We find Inzunza's appellate arguments on this issue to be substantially the same as those he raised, and thus preserved, at the prior convictions trial. But we would reach the merits of his claim in any event, given that an illegal sentence constitutes fundamental, prejudicial error. See Smith, 219 Ariz. 132, ¶ 22, 194 P.3d at 403.

¶ 24 When Inzunza committed the present offenses, in February 2011, § 13–703(M) subjected offenders to enhanced sentences if they had been convicted in another jurisdiction of “an offense that if committed in this state would be punishable as a felony.” 2010 Ariz. Sess. Laws, ch. 194, § 2. Once a foreign conviction passed this test, it could be used for sentencing enhancement, regardless of the age of the prior offense, if it qualified as a “[h]istorical prior felony conviction” under the former A.R.S. § 13–105(22)(a)(iii). 2008 Ariz. Sess. Laws, ch. 301, § 10. This subsection defined the term to include “[a]ny prior felony conviction for which the offense of conviction ... involved the use or exhibition of a deadly weapon or dangerous instrument.” Id.

Arizona Felony

¶ 25 In order to determine whether a foreign conviction would be a felony in Arizona, the test is whether it “includes ‘every element that would be required to prove an enumerated Arizona offense.’ ” State v. Crawford, 214 Ariz. 129, ¶ 7, 149 P.3d 753, 755 (2007), quoting State v. Ault, 157 Ariz. 516, 521, 759 P.2d 1320, 1325 (1988). “In other words, the foreign conviction must ‘entail[ ] a finding by the former trier of fact, beyond a reasonable doubt,’ of all the elements necessary for a specified Arizona offense.” State v. Moran, 232 Ariz. 528, ¶ 16, 307 P.3d 95, 101 (App.2013), quoting State v. Norris, 221 Ariz. 158, ¶ 6, 211 P.3d 36, 38 (App.2009). This comparative analysis focuses exclusively on the statutory elements of offenses and any relevant case law, as opposed to the factual basis of a conviction. See State v. Colvin, 231 Ariz. 269, ¶ 9, 293 P.3d 545, 548–49 (App.2013). Hence, “[a] charging document or judgment of conviction may be used only to narrow the statutory basis of the foreign conviction, not to establish the conduct underlying it.” Moran, 232 Ariz. 528, ¶ 16, 307 P.3d at 101.

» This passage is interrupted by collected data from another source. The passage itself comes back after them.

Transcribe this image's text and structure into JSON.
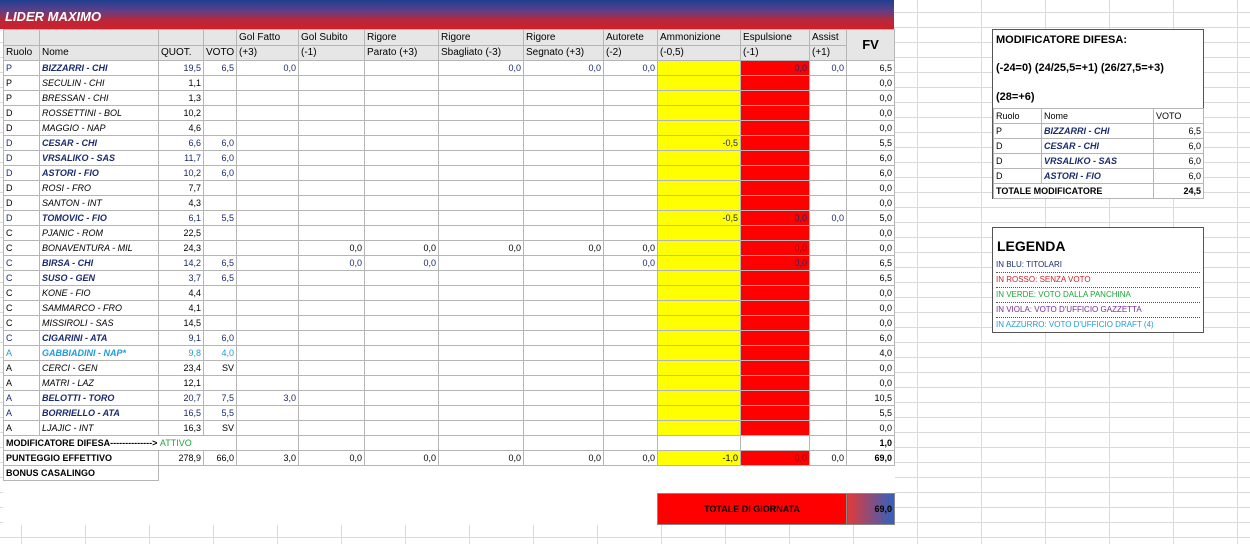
{
  "team_name": "LIDER MAXIMO",
  "headers": {
    "ruolo": "Ruolo",
    "nome": "Nome",
    "quot": "QUOT.",
    "voto": "VOTO",
    "gol_fatto": [
      "Gol Fatto",
      "(+3)"
    ],
    "gol_subito": [
      "Gol Subito",
      "(-1)"
    ],
    "rig_parato": [
      "Rigore",
      "Parato (+3)"
    ],
    "rig_sbagliato": [
      "Rigore",
      "Sbagliato (-3)"
    ],
    "rig_segnato": [
      "Rigore",
      "Segnato (+3)"
    ],
    "autorete": [
      "Autorete",
      "(-2)"
    ],
    "ammonizione": [
      "Ammonizione",
      "(-0,5)"
    ],
    "espulsione": [
      "Espulsione",
      "(-1)"
    ],
    "assist": [
      "Assist",
      "(+1)"
    ],
    "fv": "FV"
  },
  "players": [
    {
      "ruolo": "P",
      "nome": "BIZZARRI - CHI",
      "quot": "19,5",
      "voto": "6,5",
      "gf": "0,0",
      "gs": "",
      "rp": "",
      "rsb": "0,0",
      "rse": "0,0",
      "aut": "0,0",
      "amm": "",
      "esp": "0,0",
      "ass": "0,0",
      "fv": "6,5",
      "style": "blue"
    },
    {
      "ruolo": "P",
      "nome": "SECULIN - CHI",
      "quot": "1,1",
      "voto": "",
      "gf": "",
      "gs": "",
      "rp": "",
      "rsb": "",
      "rse": "",
      "aut": "",
      "amm": "",
      "esp": "",
      "ass": "",
      "fv": "0,0",
      "style": "plain"
    },
    {
      "ruolo": "P",
      "nome": "BRESSAN - CHI",
      "quot": "1,3",
      "voto": "",
      "gf": "",
      "gs": "",
      "rp": "",
      "rsb": "",
      "rse": "",
      "aut": "",
      "amm": "",
      "esp": "",
      "ass": "",
      "fv": "0,0",
      "style": "plain"
    },
    {
      "ruolo": "D",
      "nome": "ROSSETTINI - BOL",
      "quot": "10,2",
      "voto": "",
      "gf": "",
      "gs": "",
      "rp": "",
      "rsb": "",
      "rse": "",
      "aut": "",
      "amm": "",
      "esp": "",
      "ass": "",
      "fv": "0,0",
      "style": "plain"
    },
    {
      "ruolo": "D",
      "nome": "MAGGIO - NAP",
      "quot": "4,6",
      "voto": "",
      "gf": "",
      "gs": "",
      "rp": "",
      "rsb": "",
      "rse": "",
      "aut": "",
      "amm": "",
      "esp": "",
      "ass": "",
      "fv": "0,0",
      "style": "plain"
    },
    {
      "ruolo": "D",
      "nome": "CESAR - CHI",
      "quot": "6,6",
      "voto": "6,0",
      "gf": "",
      "gs": "",
      "rp": "",
      "rsb": "",
      "rse": "",
      "aut": "",
      "amm": "-0,5",
      "esp": "",
      "ass": "",
      "fv": "5,5",
      "style": "blue"
    },
    {
      "ruolo": "D",
      "nome": "VRSALIKO - SAS",
      "quot": "11,7",
      "voto": "6,0",
      "gf": "",
      "gs": "",
      "rp": "",
      "rsb": "",
      "rse": "",
      "aut": "",
      "amm": "",
      "esp": "",
      "ass": "",
      "fv": "6,0",
      "style": "blue"
    },
    {
      "ruolo": "D",
      "nome": "ASTORI - FIO",
      "quot": "10,2",
      "voto": "6,0",
      "gf": "",
      "gs": "",
      "rp": "",
      "rsb": "",
      "rse": "",
      "aut": "",
      "amm": "",
      "esp": "",
      "ass": "",
      "fv": "6,0",
      "style": "blue"
    },
    {
      "ruolo": "D",
      "nome": "ROSI - FRO",
      "quot": "7,7",
      "voto": "",
      "gf": "",
      "gs": "",
      "rp": "",
      "rsb": "",
      "rse": "",
      "aut": "",
      "amm": "",
      "esp": "",
      "ass": "",
      "fv": "0,0",
      "style": "plain"
    },
    {
      "ruolo": "D",
      "nome": "SANTON - INT",
      "quot": "4,3",
      "voto": "",
      "gf": "",
      "gs": "",
      "rp": "",
      "rsb": "",
      "rse": "",
      "aut": "",
      "amm": "",
      "esp": "",
      "ass": "",
      "fv": "0,0",
      "style": "plain"
    },
    {
      "ruolo": "D",
      "nome": "TOMOVIC - FIO",
      "quot": "6,1",
      "voto": "5,5",
      "gf": "",
      "gs": "",
      "rp": "",
      "rsb": "",
      "rse": "",
      "aut": "",
      "amm": "-0,5",
      "esp": "0,0",
      "ass": "0,0",
      "fv": "5,0",
      "style": "blue"
    },
    {
      "ruolo": "C",
      "nome": "PJANIC - ROM",
      "quot": "22,5",
      "voto": "",
      "gf": "",
      "gs": "",
      "rp": "",
      "rsb": "",
      "rse": "",
      "aut": "",
      "amm": "",
      "esp": "",
      "ass": "",
      "fv": "0,0",
      "style": "plain"
    },
    {
      "ruolo": "C",
      "nome": "BONAVENTURA - MIL",
      "quot": "24,3",
      "voto": "",
      "gf": "",
      "gs": "0,0",
      "rp": "0,0",
      "rsb": "0,0",
      "rse": "0,0",
      "aut": "0,0",
      "amm": "",
      "esp": "0,0",
      "ass": "",
      "fv": "0,0",
      "style": "plain"
    },
    {
      "ruolo": "C",
      "nome": "BIRSA - CHI",
      "quot": "14,2",
      "voto": "6,5",
      "gf": "",
      "gs": "0,0",
      "rp": "0,0",
      "rsb": "",
      "rse": "",
      "aut": "0,0",
      "amm": "",
      "esp": "0,0",
      "ass": "",
      "fv": "6,5",
      "style": "blue"
    },
    {
      "ruolo": "C",
      "nome": "SUSO - GEN",
      "quot": "3,7",
      "voto": "6,5",
      "gf": "",
      "gs": "",
      "rp": "",
      "rsb": "",
      "rse": "",
      "aut": "",
      "amm": "",
      "esp": "",
      "ass": "",
      "fv": "6,5",
      "style": "blue"
    },
    {
      "ruolo": "C",
      "nome": "KONE - FIO",
      "quot": "4,4",
      "voto": "",
      "gf": "",
      "gs": "",
      "rp": "",
      "rsb": "",
      "rse": "",
      "aut": "",
      "amm": "",
      "esp": "",
      "ass": "",
      "fv": "0,0",
      "style": "plain"
    },
    {
      "ruolo": "C",
      "nome": "SAMMARCO - FRO",
      "quot": "4,1",
      "voto": "",
      "gf": "",
      "gs": "",
      "rp": "",
      "rsb": "",
      "rse": "",
      "aut": "",
      "amm": "",
      "esp": "",
      "ass": "",
      "fv": "0,0",
      "style": "plain"
    },
    {
      "ruolo": "C",
      "nome": "MISSIROLI - SAS",
      "quot": "14,5",
      "voto": "",
      "gf": "",
      "gs": "",
      "rp": "",
      "rsb": "",
      "rse": "",
      "aut": "",
      "amm": "",
      "esp": "",
      "ass": "",
      "fv": "0,0",
      "style": "plain"
    },
    {
      "ruolo": "C",
      "nome": "CIGARINI - ATA",
      "quot": "9,1",
      "voto": "6,0",
      "gf": "",
      "gs": "",
      "rp": "",
      "rsb": "",
      "rse": "",
      "aut": "",
      "amm": "",
      "esp": "",
      "ass": "",
      "fv": "6,0",
      "style": "blue"
    },
    {
      "ruolo": "A",
      "nome": "GABBIADINI - NAP*",
      "quot": "9,8",
      "voto": "4,0",
      "gf": "",
      "gs": "",
      "rp": "",
      "rsb": "",
      "rse": "",
      "aut": "",
      "amm": "",
      "esp": "",
      "ass": "",
      "fv": "4,0",
      "style": "cyan"
    },
    {
      "ruolo": "A",
      "nome": "CERCI - GEN",
      "quot": "23,4",
      "voto": "SV",
      "gf": "",
      "gs": "",
      "rp": "",
      "rsb": "",
      "rse": "",
      "aut": "",
      "amm": "",
      "esp": "",
      "ass": "",
      "fv": "0,0",
      "style": "plain"
    },
    {
      "ruolo": "A",
      "nome": "MATRI - LAZ",
      "quot": "12,1",
      "voto": "",
      "gf": "",
      "gs": "",
      "rp": "",
      "rsb": "",
      "rse": "",
      "aut": "",
      "amm": "",
      "esp": "",
      "ass": "",
      "fv": "0,0",
      "style": "plain"
    },
    {
      "ruolo": "A",
      "nome": "BELOTTI - TORO",
      "quot": "20,7",
      "voto": "7,5",
      "gf": "3,0",
      "gs": "",
      "rp": "",
      "rsb": "",
      "rse": "",
      "aut": "",
      "amm": "",
      "esp": "",
      "ass": "",
      "fv": "10,5",
      "style": "blue"
    },
    {
      "ruolo": "A",
      "nome": "BORRIELLO - ATA",
      "quot": "16,5",
      "voto": "5,5",
      "gf": "",
      "gs": "",
      "rp": "",
      "rsb": "",
      "rse": "",
      "aut": "",
      "amm": "",
      "esp": "",
      "ass": "",
      "fv": "5,5",
      "style": "blue"
    },
    {
      "ruolo": "A",
      "nome": "LJAJIC - INT",
      "quot": "16,3",
      "voto": "SV",
      "gf": "",
      "gs": "",
      "rp": "",
      "rsb": "",
      "rse": "",
      "aut": "",
      "amm": "",
      "esp": "",
      "ass": "",
      "fv": "0,0",
      "style": "plain"
    }
  ],
  "modificatore_row": {
    "label": "MODIFICATORE DIFESA--------------> ",
    "status": "ATTIVO",
    "fv": "1,0"
  },
  "punteggio_row": {
    "label": "PUNTEGGIO EFFETTIVO",
    "quot": "278,9",
    "voto": "66,0",
    "gf": "3,0",
    "gs": "0,0",
    "rp": "0,0",
    "rsb": "0,0",
    "rse": "0,0",
    "aut": "0,0",
    "amm": "-1,0",
    "esp": "0,0",
    "ass": "0,0",
    "fv": "69,0"
  },
  "bonus_row": {
    "label": "BONUS CASALINGO"
  },
  "totale": {
    "label": "TOTALE DI GIORNATA",
    "value": "69,0"
  },
  "modificatore_box": {
    "title": "MODIFICATORE DIFESA:",
    "rule1": "(-24=0) (24/25,5=+1) (26/27,5=+3)",
    "rule2": "(28=+6)",
    "headers": {
      "ruolo": "Ruolo",
      "nome": "Nome",
      "voto": "VOTO"
    },
    "rows": [
      {
        "ruolo": "P",
        "nome": "BIZZARRI - CHI",
        "voto": "6,5"
      },
      {
        "ruolo": "D",
        "nome": "CESAR - CHI",
        "voto": "6,0"
      },
      {
        "ruolo": "D",
        "nome": "VRSALIKO - SAS",
        "voto": "6,0"
      },
      {
        "ruolo": "D",
        "nome": "ASTORI - FIO",
        "voto": "6,0"
      }
    ],
    "total_label": "TOTALE MODIFICATORE",
    "total_value": "24,5"
  },
  "legenda": {
    "title": "LEGENDA",
    "items": [
      {
        "text": "IN BLU: TITOLARI",
        "color": "#1a2a6c"
      },
      {
        "text": "IN ROSSO: SENZA VOTO",
        "color": "#d01e2a"
      },
      {
        "text": "IN VERDE: VOTO DALLA PANCHINA",
        "color": "#1ea43a"
      },
      {
        "text": "IN VIOLA: VOTO D'UFFICIO GAZZETTA",
        "color": "#7a2a9a"
      },
      {
        "text": "IN AZZURRO: VOTO D'UFFICIO DRAFT (4)",
        "color": "#1e9bd8"
      }
    ]
  },
  "colors": {
    "ammonizione": "#ffff00",
    "espulsione": "#ff0000",
    "titolari": "#1a2a6c",
    "draft": "#1e9bd8",
    "attivo": "#1ea43a"
  }
}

Although in Crawford, 214 Ariz. 129, ¶ 1, 149 P.3d at 754, our supreme court specifically discussed the former A.R.S. § 13–604(N), 2003 Ariz. Sess. Laws, ch. 11, § 1, that provision is the same, in material part, as the former § 13–703(M) at issue here. See 2010 Ariz. Sess. Laws, ch. 194, § 2. Statutory changes that have since superseded Crawford are irrelevant to this decision. See State v. Moran, 232 Ariz. 528, ¶ 21, 307 P.3d 95, 102 (App.2013) (recognizing 2012 amendments as legislative attempt to “simplify[ ] the use of out-of-state historical prior felony convictions”).

¶ 26 At the prior-convictions trial here, the state introduced an information and judgment of conviction showing Inzunza had been convicted of second-degree assault with a deadly weapon, committed on December 14, 1991, in violation of the Revised Code of Washington (“Wash.Rev.Code”) § 9A.36.021(1)(c) (1991). That subsection provides: “A person is guilty of assault in the second degree if he or she, under circumstances not amounting to assault in the first degree ... [a]ssaults another with a deadly weapon.” Id.

¶ 27 Washington's criminal code does not define the predicate offense of simple assault, which is codified at Wash. Rev.Code § 9A.36.041(1) (1991); its elements instead are provided by the state's common law. Clark v. Baines, 150 Wash.2d 905, 84 P.3d 245, 247 n. 3 (2004). “Washington recognizes three definitions of assault: ‘(1) an attempt, with unlawful force, to inflict bodily injury upon another; (2) an unlawful touching with criminal intent; and (3) putting another in apprehension of harm whether or not the actor intends to inflict or is incapable of inflicting that harm.’ ” Id., quoting State v. Walden, 67 Wash.App. 891, 841 P.2d 81, 83 (1992); accord State v. Hahn, 174 Wash.2d 126, 271 P.3d 892, 893 (2012); State v. Frohs, 83 Wash.App. 803, 924 P.2d 384, 390 (1996). These definitions specify different manners or methods of committing the crime of assault, not separate offenses. See State v. Davis, 119 Wash.2d 657, 835 P.2d 1039, 1043 (1992) (rejecting argument that “manners of committing assault are essential elements” of simple assault); see also State v. Taylor, 90 Wash.App. 312, 950 P.2d 526, 529 (1998) (noting “an assault with a deadly weapon ... may be committed three ways”). Yet regardless of how the crime is committed, intent is an implied element of assault, meaning the offense requires willful, knowing, or purposeful conduct. Davis, 835 P.2d at 1042;see State v. Byrd, 125 Wash.2d 707, 887 P.2d 396, 399 (1995) (holding “specific intent either to create apprehension of bodily harm or to cause bodily harm is an essential element of assault in the second degree” regarding “two apposite definitions of criminal assault”); see also State v. Jarvis, 160 Wash.App. 111, 246 P.3d 1280, 1284 n. 4 (2011) (“ ‘Criminal intent’ ... means the intent to do the physical act constituting assault, not the intent that one's actions be malicious or illegal.”); State v. Baker, 136 Wash.App. 878, 151 P.3d 237, 239 (2007) (“State need not prove specific intent ... if unlawful physical contact occurs.”).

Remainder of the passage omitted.